In hoeverre het mogelijk is om vaker de pc in te zetten voor meten hangt sterk van het curriculum af. Het is aan te bevelen om het meten nog tenminste één keer in te zetten om het geleerde bij de leerlingen er goed in te krijgen.

In klas vier leert de leerling om uitgaande van metingen de relatie tussen grootheden te vinden. Naast een aantal algemene vaardigheden hiervoor, die in samenhang met wiskunde goed aangeleerd kunnen worden, kan de computer hiervoor goed ingezet worden.
Leerlingen zullen nu zelf, met behulp van een standaardinstelling bij een bepaalde opstelling en bepaalde sensoren de instellingen moeten aanpassen om tot goede resultaten te komen.
De leerlingen moeten nu ook, nadat ze iets dergelijks een keer met eigen gegevens met de hand hebben uitgezocht, de optie functiefit gebruiken om tot een formele relatie te komen tussen de grootheden. Daarbij is het belangrijk dat zij weet hebben van een mogelijk verband en niet lukraak iets kiezen wat toevallig een beetje in de buurt komt. Het omzetten van meetgegevens in een goed verband is niet gemakkelijk voor de leerling.
Verder zal de leerling een keer een ijking gedaan moeten hebben. Binnen coach6 kan dit betekenen dat de leerling een coach6-ijking uitvoert of dat de leerling via een formule de sensorwaarden aanpast.
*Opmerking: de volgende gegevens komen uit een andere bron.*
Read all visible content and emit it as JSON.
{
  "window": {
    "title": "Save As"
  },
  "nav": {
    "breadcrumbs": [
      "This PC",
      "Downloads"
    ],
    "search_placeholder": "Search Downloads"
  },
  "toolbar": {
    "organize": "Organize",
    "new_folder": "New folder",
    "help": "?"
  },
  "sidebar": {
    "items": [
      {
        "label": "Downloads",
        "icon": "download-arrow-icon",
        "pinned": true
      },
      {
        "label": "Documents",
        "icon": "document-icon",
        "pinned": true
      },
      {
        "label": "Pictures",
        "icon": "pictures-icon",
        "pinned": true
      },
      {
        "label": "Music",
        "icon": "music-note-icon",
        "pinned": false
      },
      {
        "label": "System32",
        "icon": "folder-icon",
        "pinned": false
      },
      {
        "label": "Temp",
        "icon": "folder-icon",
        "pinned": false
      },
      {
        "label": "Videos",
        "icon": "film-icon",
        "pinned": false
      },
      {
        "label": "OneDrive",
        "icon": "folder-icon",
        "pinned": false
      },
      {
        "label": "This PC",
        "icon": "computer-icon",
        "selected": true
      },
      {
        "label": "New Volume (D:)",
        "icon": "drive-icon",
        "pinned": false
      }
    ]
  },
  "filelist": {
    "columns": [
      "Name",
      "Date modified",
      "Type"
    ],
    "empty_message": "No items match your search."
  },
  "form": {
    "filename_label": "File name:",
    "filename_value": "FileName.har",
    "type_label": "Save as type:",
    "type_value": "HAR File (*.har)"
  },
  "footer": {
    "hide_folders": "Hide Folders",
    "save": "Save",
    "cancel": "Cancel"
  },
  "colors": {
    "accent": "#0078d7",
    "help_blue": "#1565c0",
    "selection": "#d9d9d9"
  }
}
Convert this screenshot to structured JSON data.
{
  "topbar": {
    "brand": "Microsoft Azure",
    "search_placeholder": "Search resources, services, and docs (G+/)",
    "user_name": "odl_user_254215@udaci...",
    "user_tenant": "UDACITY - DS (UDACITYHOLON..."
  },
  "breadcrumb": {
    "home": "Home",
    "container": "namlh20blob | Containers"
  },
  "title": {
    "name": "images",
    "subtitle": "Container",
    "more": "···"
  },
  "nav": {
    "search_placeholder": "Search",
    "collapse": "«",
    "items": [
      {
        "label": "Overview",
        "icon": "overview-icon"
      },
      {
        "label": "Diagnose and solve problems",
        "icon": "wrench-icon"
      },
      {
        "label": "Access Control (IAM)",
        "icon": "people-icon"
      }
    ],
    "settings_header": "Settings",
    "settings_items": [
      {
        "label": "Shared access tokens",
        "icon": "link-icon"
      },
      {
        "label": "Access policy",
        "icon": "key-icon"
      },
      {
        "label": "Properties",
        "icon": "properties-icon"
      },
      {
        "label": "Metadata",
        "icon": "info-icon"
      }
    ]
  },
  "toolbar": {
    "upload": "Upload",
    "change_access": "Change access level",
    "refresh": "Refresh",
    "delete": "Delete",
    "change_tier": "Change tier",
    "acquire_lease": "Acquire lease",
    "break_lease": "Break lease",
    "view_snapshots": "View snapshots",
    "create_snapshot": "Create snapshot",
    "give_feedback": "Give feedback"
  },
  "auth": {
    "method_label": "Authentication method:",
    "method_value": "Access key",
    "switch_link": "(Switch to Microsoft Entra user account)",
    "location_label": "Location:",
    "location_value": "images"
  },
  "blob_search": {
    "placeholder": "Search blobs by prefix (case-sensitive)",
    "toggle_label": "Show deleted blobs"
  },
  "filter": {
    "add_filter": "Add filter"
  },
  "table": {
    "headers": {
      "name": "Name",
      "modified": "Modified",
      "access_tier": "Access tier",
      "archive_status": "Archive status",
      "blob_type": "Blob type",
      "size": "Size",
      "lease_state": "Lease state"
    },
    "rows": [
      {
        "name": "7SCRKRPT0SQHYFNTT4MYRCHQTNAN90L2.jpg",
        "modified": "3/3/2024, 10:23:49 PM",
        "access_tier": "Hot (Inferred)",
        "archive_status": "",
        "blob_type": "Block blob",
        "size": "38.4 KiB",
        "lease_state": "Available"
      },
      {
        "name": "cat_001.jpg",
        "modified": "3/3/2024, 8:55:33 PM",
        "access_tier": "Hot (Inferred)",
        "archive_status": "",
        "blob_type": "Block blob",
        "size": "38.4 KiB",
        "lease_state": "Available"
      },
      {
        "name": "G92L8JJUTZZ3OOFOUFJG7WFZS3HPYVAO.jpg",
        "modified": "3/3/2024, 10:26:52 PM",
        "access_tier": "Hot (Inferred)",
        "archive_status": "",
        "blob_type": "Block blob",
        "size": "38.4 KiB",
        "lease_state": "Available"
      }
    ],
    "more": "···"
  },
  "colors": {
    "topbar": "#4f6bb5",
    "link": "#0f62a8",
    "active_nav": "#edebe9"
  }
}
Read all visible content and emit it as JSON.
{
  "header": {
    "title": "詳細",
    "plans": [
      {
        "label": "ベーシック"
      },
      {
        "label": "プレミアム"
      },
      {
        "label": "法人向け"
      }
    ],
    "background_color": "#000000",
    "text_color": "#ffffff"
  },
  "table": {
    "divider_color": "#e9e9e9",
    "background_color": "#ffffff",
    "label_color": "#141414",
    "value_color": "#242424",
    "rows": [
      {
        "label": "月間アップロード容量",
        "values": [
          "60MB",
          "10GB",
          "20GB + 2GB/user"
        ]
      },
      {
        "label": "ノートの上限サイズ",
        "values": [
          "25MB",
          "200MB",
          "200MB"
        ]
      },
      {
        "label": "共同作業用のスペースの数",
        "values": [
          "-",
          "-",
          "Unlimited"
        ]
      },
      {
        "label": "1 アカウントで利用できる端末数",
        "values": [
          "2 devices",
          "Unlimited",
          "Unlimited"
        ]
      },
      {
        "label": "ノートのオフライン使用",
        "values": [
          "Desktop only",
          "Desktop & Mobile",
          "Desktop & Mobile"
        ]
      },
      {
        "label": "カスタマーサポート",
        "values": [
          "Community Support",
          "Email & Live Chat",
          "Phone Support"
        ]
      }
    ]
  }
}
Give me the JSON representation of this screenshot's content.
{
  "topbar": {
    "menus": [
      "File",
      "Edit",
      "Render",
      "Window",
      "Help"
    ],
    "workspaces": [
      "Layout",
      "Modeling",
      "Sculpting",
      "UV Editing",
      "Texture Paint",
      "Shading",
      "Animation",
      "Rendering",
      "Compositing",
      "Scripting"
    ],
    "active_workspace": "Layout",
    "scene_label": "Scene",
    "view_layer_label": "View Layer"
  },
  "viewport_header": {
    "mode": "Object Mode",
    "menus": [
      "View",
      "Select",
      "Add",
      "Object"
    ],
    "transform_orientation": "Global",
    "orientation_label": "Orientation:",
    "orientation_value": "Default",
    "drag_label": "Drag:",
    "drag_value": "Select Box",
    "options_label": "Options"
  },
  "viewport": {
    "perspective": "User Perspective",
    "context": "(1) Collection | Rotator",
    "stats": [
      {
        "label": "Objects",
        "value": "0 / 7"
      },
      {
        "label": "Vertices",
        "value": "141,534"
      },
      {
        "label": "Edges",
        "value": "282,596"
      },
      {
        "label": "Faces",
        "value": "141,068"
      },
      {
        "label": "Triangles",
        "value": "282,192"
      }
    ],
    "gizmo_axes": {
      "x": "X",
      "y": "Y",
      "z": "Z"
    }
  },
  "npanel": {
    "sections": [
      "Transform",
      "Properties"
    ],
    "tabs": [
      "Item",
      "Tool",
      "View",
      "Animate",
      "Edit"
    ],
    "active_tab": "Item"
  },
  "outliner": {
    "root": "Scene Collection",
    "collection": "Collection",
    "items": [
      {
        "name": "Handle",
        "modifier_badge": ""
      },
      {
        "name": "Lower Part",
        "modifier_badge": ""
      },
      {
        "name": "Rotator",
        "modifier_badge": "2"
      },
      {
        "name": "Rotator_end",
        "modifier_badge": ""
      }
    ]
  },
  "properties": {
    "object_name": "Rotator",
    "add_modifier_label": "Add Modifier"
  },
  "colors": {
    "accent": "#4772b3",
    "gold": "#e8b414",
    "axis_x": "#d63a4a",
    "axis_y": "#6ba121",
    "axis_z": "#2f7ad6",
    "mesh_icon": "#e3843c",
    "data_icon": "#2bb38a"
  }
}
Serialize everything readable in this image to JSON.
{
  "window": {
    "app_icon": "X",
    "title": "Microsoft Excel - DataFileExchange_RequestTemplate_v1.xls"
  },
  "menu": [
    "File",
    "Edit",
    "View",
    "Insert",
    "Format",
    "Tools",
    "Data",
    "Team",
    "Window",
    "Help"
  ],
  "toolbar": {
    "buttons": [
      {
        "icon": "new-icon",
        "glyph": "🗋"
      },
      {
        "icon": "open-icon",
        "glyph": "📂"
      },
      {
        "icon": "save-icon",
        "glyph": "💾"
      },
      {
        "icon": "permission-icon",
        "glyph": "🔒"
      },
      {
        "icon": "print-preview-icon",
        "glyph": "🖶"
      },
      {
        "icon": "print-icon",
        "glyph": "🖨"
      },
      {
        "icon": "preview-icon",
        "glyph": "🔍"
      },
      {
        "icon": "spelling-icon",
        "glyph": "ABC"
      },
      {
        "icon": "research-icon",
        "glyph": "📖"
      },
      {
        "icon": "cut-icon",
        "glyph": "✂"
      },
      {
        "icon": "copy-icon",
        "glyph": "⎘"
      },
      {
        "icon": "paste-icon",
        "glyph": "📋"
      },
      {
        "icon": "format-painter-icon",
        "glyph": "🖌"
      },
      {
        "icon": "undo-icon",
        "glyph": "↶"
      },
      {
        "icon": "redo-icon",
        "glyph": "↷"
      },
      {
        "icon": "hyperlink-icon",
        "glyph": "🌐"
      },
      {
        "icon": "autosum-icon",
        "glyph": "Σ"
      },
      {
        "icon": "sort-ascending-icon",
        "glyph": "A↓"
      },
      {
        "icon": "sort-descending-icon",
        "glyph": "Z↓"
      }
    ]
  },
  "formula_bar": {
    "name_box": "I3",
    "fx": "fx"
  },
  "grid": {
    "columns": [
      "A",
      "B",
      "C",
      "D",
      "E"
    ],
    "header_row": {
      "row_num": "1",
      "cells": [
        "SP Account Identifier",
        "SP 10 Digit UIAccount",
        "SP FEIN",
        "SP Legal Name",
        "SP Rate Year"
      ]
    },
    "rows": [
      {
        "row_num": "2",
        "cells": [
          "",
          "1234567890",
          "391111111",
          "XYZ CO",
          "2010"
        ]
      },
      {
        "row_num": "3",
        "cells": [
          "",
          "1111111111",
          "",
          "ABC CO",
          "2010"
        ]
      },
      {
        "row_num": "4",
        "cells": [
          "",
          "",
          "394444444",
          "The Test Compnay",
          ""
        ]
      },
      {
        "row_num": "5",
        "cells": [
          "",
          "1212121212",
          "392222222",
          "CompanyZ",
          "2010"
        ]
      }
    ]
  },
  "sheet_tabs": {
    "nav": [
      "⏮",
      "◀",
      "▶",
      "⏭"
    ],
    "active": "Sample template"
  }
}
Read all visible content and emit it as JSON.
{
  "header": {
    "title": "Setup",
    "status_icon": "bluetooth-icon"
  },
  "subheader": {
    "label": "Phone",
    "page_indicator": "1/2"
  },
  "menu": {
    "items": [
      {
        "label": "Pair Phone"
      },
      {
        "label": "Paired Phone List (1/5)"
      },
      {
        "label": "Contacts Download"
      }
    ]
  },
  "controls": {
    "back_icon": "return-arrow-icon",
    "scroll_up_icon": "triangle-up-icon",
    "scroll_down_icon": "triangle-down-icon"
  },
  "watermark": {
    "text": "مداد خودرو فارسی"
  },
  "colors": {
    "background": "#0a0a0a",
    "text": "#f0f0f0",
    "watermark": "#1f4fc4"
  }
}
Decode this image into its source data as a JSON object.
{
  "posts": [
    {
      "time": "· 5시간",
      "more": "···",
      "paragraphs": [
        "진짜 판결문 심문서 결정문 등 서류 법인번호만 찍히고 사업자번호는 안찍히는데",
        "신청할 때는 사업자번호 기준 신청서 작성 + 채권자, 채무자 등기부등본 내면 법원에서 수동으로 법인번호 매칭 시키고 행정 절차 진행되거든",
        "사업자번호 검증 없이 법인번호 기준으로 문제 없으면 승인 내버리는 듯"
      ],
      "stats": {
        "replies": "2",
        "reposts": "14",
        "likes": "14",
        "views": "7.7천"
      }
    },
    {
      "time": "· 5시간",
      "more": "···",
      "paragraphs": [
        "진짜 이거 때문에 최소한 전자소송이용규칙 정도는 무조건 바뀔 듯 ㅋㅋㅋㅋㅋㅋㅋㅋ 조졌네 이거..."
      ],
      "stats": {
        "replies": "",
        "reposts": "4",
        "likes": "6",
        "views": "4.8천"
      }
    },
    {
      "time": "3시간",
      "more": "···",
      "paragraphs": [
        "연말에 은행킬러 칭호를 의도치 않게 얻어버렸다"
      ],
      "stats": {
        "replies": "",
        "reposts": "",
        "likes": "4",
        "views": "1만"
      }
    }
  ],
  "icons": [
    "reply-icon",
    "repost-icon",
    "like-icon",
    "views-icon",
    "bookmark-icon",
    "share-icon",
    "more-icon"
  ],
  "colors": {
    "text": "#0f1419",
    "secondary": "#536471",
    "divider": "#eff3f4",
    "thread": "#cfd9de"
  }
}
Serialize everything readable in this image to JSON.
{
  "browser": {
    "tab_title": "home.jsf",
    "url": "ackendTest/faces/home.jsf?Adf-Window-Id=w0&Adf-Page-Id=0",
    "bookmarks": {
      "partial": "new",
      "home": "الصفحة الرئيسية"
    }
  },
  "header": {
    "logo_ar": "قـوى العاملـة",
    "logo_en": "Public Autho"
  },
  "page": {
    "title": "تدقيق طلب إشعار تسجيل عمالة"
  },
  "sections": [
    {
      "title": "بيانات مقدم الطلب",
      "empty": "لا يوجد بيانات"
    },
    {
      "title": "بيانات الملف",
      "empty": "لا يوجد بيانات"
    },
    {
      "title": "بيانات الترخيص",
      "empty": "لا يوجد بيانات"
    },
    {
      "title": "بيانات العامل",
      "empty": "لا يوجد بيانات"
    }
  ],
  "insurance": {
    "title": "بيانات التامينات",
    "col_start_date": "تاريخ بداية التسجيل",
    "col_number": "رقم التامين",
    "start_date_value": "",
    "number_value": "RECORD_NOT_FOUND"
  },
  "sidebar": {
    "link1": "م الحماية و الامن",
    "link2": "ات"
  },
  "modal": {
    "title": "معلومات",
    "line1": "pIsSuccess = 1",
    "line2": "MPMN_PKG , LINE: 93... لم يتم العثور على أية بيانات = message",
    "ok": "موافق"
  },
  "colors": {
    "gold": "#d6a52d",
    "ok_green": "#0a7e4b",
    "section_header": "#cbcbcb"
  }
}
Een voorbeeld hiervan is de meting met een gatenwiel waarin de leerling elke puls van het gatenwiel als een vaste afstand ingeeft met x=n*0,0098 (met 0,0098 de afstand in meter waarin het gatenwiel een gat verder draait.
Na het aanpassen van de instellingen van een meting, is de leerling in principe geoefend in het meten met de pc. Er is aandacht geweest voor:

  • De link van tabel met diagram
  • Lezen van grafieken
  • triggering
  • Ijking
  • Een mooie lijn door de meetpunten
  • Het bepalen van het verband tussen grootheden
  • Instellen van de meetsoftware

De voorbeeldbestanden vereisen coach6.
Verder kan er met de computer alleen gemeten worden als er een meetinterface op de pc is aangesloten.
De bestanden worden gebruikt in de derde klas havo/vwo bij het onderwerp geluid.
“Geluidsnelheid met twee microfoons bepalen” is een demonstratieproef, die de leerlingen op eenvoudige wijze toont hoe de pc gebruikt kan worden met metingen.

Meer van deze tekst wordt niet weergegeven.